Según el informe, la situación internacional actual presenta una alta divergencia. Mientras regiones como Estados Unidos, Japón o Canadá contemplan autorizaciones con validez indefinida, la futura legislación farmacéutica europea prevé introducir este mismo criterio en todos los Estados miembros de la Unión Europea. En contraste, más de 80 países todavía exigen renovaciones periódicas cada cinco años que obligan a presentar de nuevo datos que no experimentaron ninguna variación.
Para la Efpia, las reevaluaciones periódicas tradicionales se convirtieron en un procedimiento redundante. La patronal explicó que los objetivos de control de la seguridad, calidad y eficacia de los fármacos ya se cumplen de manera continua a lo largo del ciclo de vida del producto mediante herramientas modernas como las inspecciones de Normas de Correcta Fabricación (NCF), los sistemas robustos de farmacovigilancia y la gestión de variaciones postautorización. Además, los organismos reguladores disponen de la potestad legal para suspender o revocar autorizaciones permanentes si detectan riesgos graves.
La duplicidad de exigencias documentales genera un impacto negativo directo sobre la cadena de suministro. El documento advirtió de que, en determinados territorios, las compañías farmacéuticas se ven impedidas de aplicar variaciones destinadas a actualizar datos de calidad o seguridad hasta que la correspondiente renovación administrativa no recibe la aprobación oficial.
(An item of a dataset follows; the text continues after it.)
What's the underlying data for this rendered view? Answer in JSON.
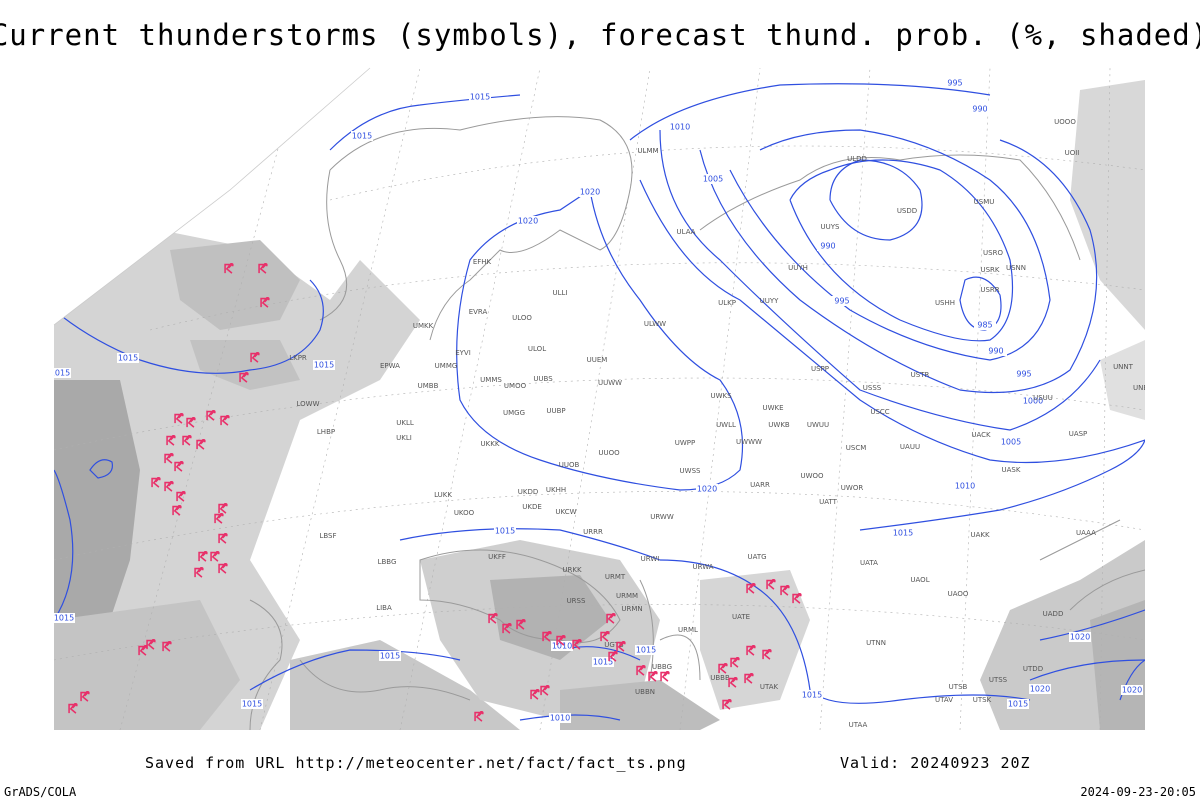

Los prolongados plazos de revisión y el atasco administrativo en las agencias reguladoras incrementan el peligro de caducidad de las licencias. Este escenario limita la flexibilidad de la cadena logística y llega a provocar la interrupción temporal del suministro de tratamientos esenciales para los pacientes. Asimismo, la industria criticó la dispersión de recursos humanos en las agencias del medicamento, que dedican tiempo a revisiones de carácter puramente burocrático en lugar de focalizarse en la detección de señales de seguridad o en emergencias sanitarias.
La organización propuso una serie de recomendaciones estructuradas para que las agencias reguladoras nacionales ejecuten una transición gradual en función de su grado de madurez. La primera opción consiste en implantar sistemas de renovación administrativa o autorizaciones indefinidas, sustituyendo la entrega de dosieres por actividades de vigilancia selectiva y lucha contra la falsificación. Como vía complementaria, planteó establecer mecanismos de confianza que permitan a las autoridades locales convalidar las decisiones de agencias de referencia internacional o de la Organización Mundial de la Salud.
Para aquellos entornos que requieran reforzar previamente sus estructuras de control postcomercialización, el posicionamiento aconseja simplificar la documentación de las solicitudes centrándose solo en novedades analíticas esenciales. También consideró fundamental independizar la tramitación de los cambios postautorización respecto de los ciclos fijos de renovación. Por último, EFPIA instó a realizar inversiones en plataformas digitales de gestión de información para automatizar el seguimiento de los procesos regulatorios.